Ну турок! Да! Я не могу существовать без комплиментов. Любая критика меня убивает наповал, руки опускаются, жить не хочется. И Мишка об этом прекрасно знает. Но все равно выкобенивается каждый раз. Вот и сейчас.

– Такой, как ты, больше нет, – ехидничал Мишка. – Ты – единственная и неповторимая, мой гадкий утенок. – И засмеялся противно.

В ярости я изо всех сил брякнула трубку на рычаг. Рядом тут же заскрипела дверь, и в открывшейся щели появилась соседка, засаленная карга с вечной папиросиной во рту.

– Аппарат чай не казенный, милочка, – протянула она, явно наслаждаясь моментом. – Кто убытки оплатит?

– Пушкин, – рявкнула я, вне себя от злости. – Пшла вон отсюдова! Пока не пристукнула.

– Уголовщина!!! – заверещала тетка и побежала на кухню за подмогой.

А я стоически ждала звонка. Знала, Мишка позвонит. У него такой верной подруги никогда не было и не будет.

Вот вляпалась-то! И ведь был бы красавец какой, понятно было бы, из-за чего жилы рвать. А то шибздик, потасканный, что называется, бывший в употреблении и интеллектом не блещет. Только и знает: «трахнемся?».

Я подцепила его на второй день после того, как приехала в Питер. Он окликнул меня у ларька, когда я покупала сигареты. «Классные ноги!» Я обернулась на его жизнерадостный голос (а он всегда, как выяснилось впоследствии, веселился от души, даже с похмелья), готовая послать нахала на все четыре стороны. Но наткнулась на такую обезоруживающую улыбку, что растерялась. «Мишка!» – протянул он мне руку. «Машка», – я не могла ему не ответить. Перед глазами все заполыхало. Что поделать, любовь с первого взгляда. А у меня все не как у людей. Через час мы уже решили пожениться, а Мишка к тому же стребовал у меня согласия родить ему ребенка – «только пацана». Я была согласная на все, так он мне нравился.
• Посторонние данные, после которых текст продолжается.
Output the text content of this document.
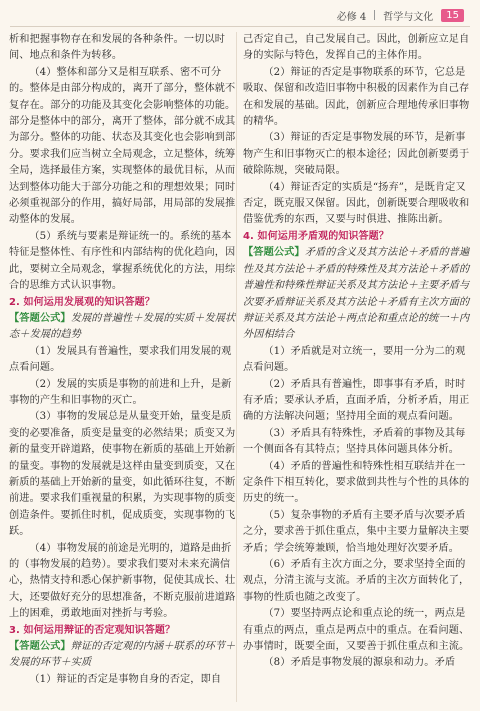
必修 4 哲学与文化	15

析和把握事物存在和发展的各种条件。一切以时间、地点和条件为转移。

（4）整体和部分又是相互联系、密不可分的。整体是由部分构成的，离开了部分，整体就不复存在。部分的功能及其变化会影响整体的功能。部分是整体中的部分，离开了整体，部分就不成其为部分。整体的功能、状态及其变化也会影响到部分。要求我们应当树立全局观念，立足整体，统筹全局，选择最佳方案，实现整体的最优目标，从而达到整体功能大于部分功能之和的理想效果；同时必须重视部分的作用，搞好局部，用局部的发展推动整体的发展。

（5）系统与要素是辩证统一的。系统的基本特征是整体性、有序性和内部结构的优化趋向，因此，要树立全局观念，掌握系统优化的方法，用综合的思维方式认识事物。

2. 如何运用发展观的知识答题？

【答题公式】发展的普遍性＋发展的实质＋发展状态＋发展的趋势

（1）发展具有普遍性，要求我们用发展的观点看问题。

（2）发展的实质是事物的前进和上升，是新事物的产生和旧事物的灭亡。

（3）事物的发展总是从量变开始，量变是质变的必要准备，质变是量变的必然结果；质变又为新的量变开辟道路，使事物在新质的基础上开始新的量变。事物的发展就是这样由量变到质变，又在新质的基础上开始新的量变，如此循环往复，不断前进。要求我们重视量的积累，为实现事物的质变创造条件。要抓住时机，促成质变，实现事物的飞跃。

（4）事物发展的前途是光明的，道路是曲折的（事物发展的趋势）。要求我们要对未来充满信心，热情支持和悉心保护新事物，促使其成长、壮大，还要做好充分的思想准备，不断克服前进道路上的困难，勇敢地面对挫折与考验。

3. 如何运用辩证的否定观知识答题？

【答题公式】辩证的否定观的内涵＋联系的环节＋发展的环节＋实质

（1）辩证的否定是事物自身的否定，即自

己否定自己，自己发展自己。因此，创新应立足自身的实际与特色，发挥自己的主体作用。

（2）辩证的否定是事物联系的环节，它总是吸取、保留和改造旧事物中积极的因素作为自己存在和发展的基础。因此，创新应合理地传承旧事物的精华。

（3）辩证的否定是事物发展的环节，是新事物产生和旧事物灭亡的根本途径；因此创新要勇于破除陈规，突破局限。

（4）辩证否定的实质是“扬弃”，是既肯定又否定，既克服又保留。因此，创新既要合理吸收和借鉴优秀的东西，又要与时俱进、推陈出新。

4. 如何运用矛盾观的知识答题？

【答题公式】矛盾的含义及其方法论＋矛盾的普遍性及其方法论＋矛盾的特殊性及其方法论＋矛盾的普遍性和特殊性辩证关系及其方法论＋主要矛盾与次要矛盾辩证关系及其方法论＋矛盾有主次方面的辩证关系及其方法论＋两点论和重点论的统一＋内外因相结合

（1）矛盾就是对立统一，要用一分为二的观点看问题。

（2）矛盾具有普遍性，即事事有矛盾，时时有矛盾；要承认矛盾，直面矛盾，分析矛盾，用正确的方法解决问题；坚持用全面的观点看问题。

（3）矛盾具有特殊性，矛盾着的事物及其每一个侧面各有其特点；坚持具体问题具体分析。

（4）矛盾的普遍性和特殊性相互联结并在一定条件下相互转化，要求做到共性与个性的具体的历史的统一。

（5）复杂事物的矛盾有主要矛盾与次要矛盾之分，要求善于抓住重点，集中主要力量解决主要矛盾；学会统筹兼顾，恰当地处理好次要矛盾。

（6）矛盾有主次方面之分，要求坚持全面的观点，分清主流与支流。矛盾的主次方面转化了，事物的性质也随之改变了。

（7）要坚持两点论和重点论的统一，两点是有重点的两点，重点是两点中的重点。在看问题、办事情时，既要全面，又要善于抓住重点和主流。

（8）矛盾是事物发展的源泉和动力。矛盾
А потом я познакомила его с Нинкой, подружкой по команде. И он ей в первый же вечер предложил жениться… А потом Танька сокурсница прибежала, рассказывая, что встретила любовь всей своей жизни. И зовут его Мишка, и фамилия у него такая красивая и нестандартная – Глубинкин… Оказывается, Мишка предложение руки и сердца делал всем девкам, встречающимся на его пути. И, что самое невероятное, был всегда при этом искренним. Наверное, он и вправду хотел жениться, чтоб все было, как у людей. Ведь намыкался, бедняга. Но Мишка из той породы кобелей, которые могут принадлежать всем бабам, но никак не одной счастливице. Как мне объяснило одно пособие по психологии, поэтому он так сильно нравился мне. А страдать я умею!
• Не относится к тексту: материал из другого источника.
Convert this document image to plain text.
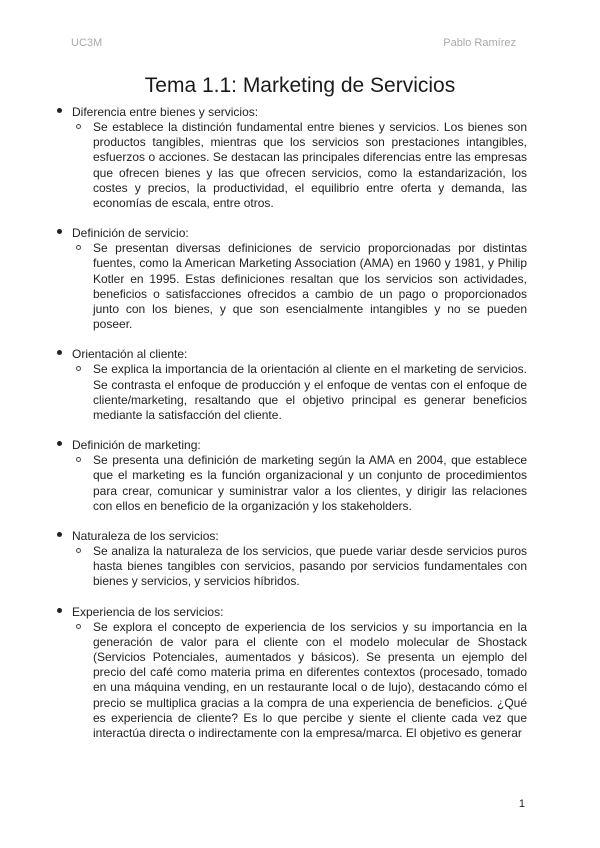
UC3M	Pablo Ramírez
Tema 1.1: Marketing de Servicios
Diferencia entre bienes y servicios:
Se establece la distinción fundamental entre bienes y servicios. Los bienes son productos tangibles, mientras que los servicios son prestaciones intangibles, esfuerzos o acciones. Se destacan las principales diferencias entre las empresas que ofrecen bienes y las que ofrecen servicios, como la estandarización, los costes y precios, la productividad, el equilibrio entre oferta y demanda, las economías de escala, entre otros.
Definición de servicio:
Se presentan diversas definiciones de servicio proporcionadas por distintas fuentes, como la American Marketing Association (AMA) en 1960 y 1981, y Philip Kotler en 1995. Estas definiciones resaltan que los servicios son actividades, beneficios o satisfacciones ofrecidos a cambio de un pago o proporcionados junto con los bienes, y que son esencialmente intangibles y no se pueden poseer.
Orientación al cliente:
Se explica la importancia de la orientación al cliente en el marketing de servicios. Se contrasta el enfoque de producción y el enfoque de ventas con el enfoque de cliente/marketing, resaltando que el objetivo principal es generar beneficios mediante la satisfacción del cliente.
Definición de marketing:
Se presenta una definición de marketing según la AMA en 2004, que establece que el marketing es la función organizacional y un conjunto de procedimientos para crear, comunicar y suministrar valor a los clientes, y dirigir las relaciones con ellos en beneficio de la organización y los stakeholders.
Naturaleza de los servicios:
Se analiza la naturaleza de los servicios, que puede variar desde servicios puros hasta bienes tangibles con servicios, pasando por servicios fundamentales con bienes y servicios, y servicios híbridos.
Experiencia de los servicios:
Se explora el concepto de experiencia de los servicios y su importancia en la generación de valor para el cliente con el modelo molecular de Shostack (Servicios Potenciales, aumentados y básicos). Se presenta un ejemplo del precio del café como materia prima en diferentes contextos (procesado, tomado en una máquina vending, en un restaurante local o de lujo), destacando cómo el precio se multiplica gracias a la compra de una experiencia de beneficios. ¿Qué es experiencia de cliente? Es lo que percibe y siente el cliente cada vez que interactúa directa o indirectamente con la empresa/marca. El objetivo es generar
1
Смирившись со своей участью, я перестала думать о фасоне свадебного платья. Я все время ждала. Когда позвонит, когда придет. Но сама первая не звонила ни разу (ну, может быть, от силы пару звонков сделала, когда совсем не в мочь было). Опять же, как советуют психологи, – никакого насилия и принуждения! Мужчины этого страсть как не любят. Лучше всего – смиренность и покорность. Все-таки психология – великая наука! Я изо всех сил изображала из себя сестрицу Аленушку, пока, наконец, Мишка не понял, что большей жертвы он ни от кого уже не добьется.

– Машуль, ладно, не сердись на меня. Хочешь, приеду к тебе. Постель расстелила уже, небось?

– Ага… – вздохнув, я нежно опустила телефонную трубку.

В это время на кухне разгорался нешуточный скандалище: мымра, забыв про меня, прицепилась к студенту, тихому очкарику, который посмел зажечь «ее конфорку».

* * *

…Наутро, выпроводив Мишку, я не пошла на работу, а стала думать, где мне подцепить Шершнева. Я ведь ни о привычках его не знала, ни где бывает. Соваться сразу в его офис, решила я, бесполезно. Он даже на нашу Пчелкину не среагировал. А тут я – со своим носом. Деваться некуда, надо снова звонить Вальке. Настоящий зубр, как он сам себя называет: «мастодонт современного фотоискусства». Он мой первый и единственный учитель в профессии. Я с ним еще на кастинге познакомилась. И сразу его присмотрела. Как кандидат в мужья он был непригоден. (Да и Глубинкин у меня).

Зато мог меня многому научить в профессиональном плане.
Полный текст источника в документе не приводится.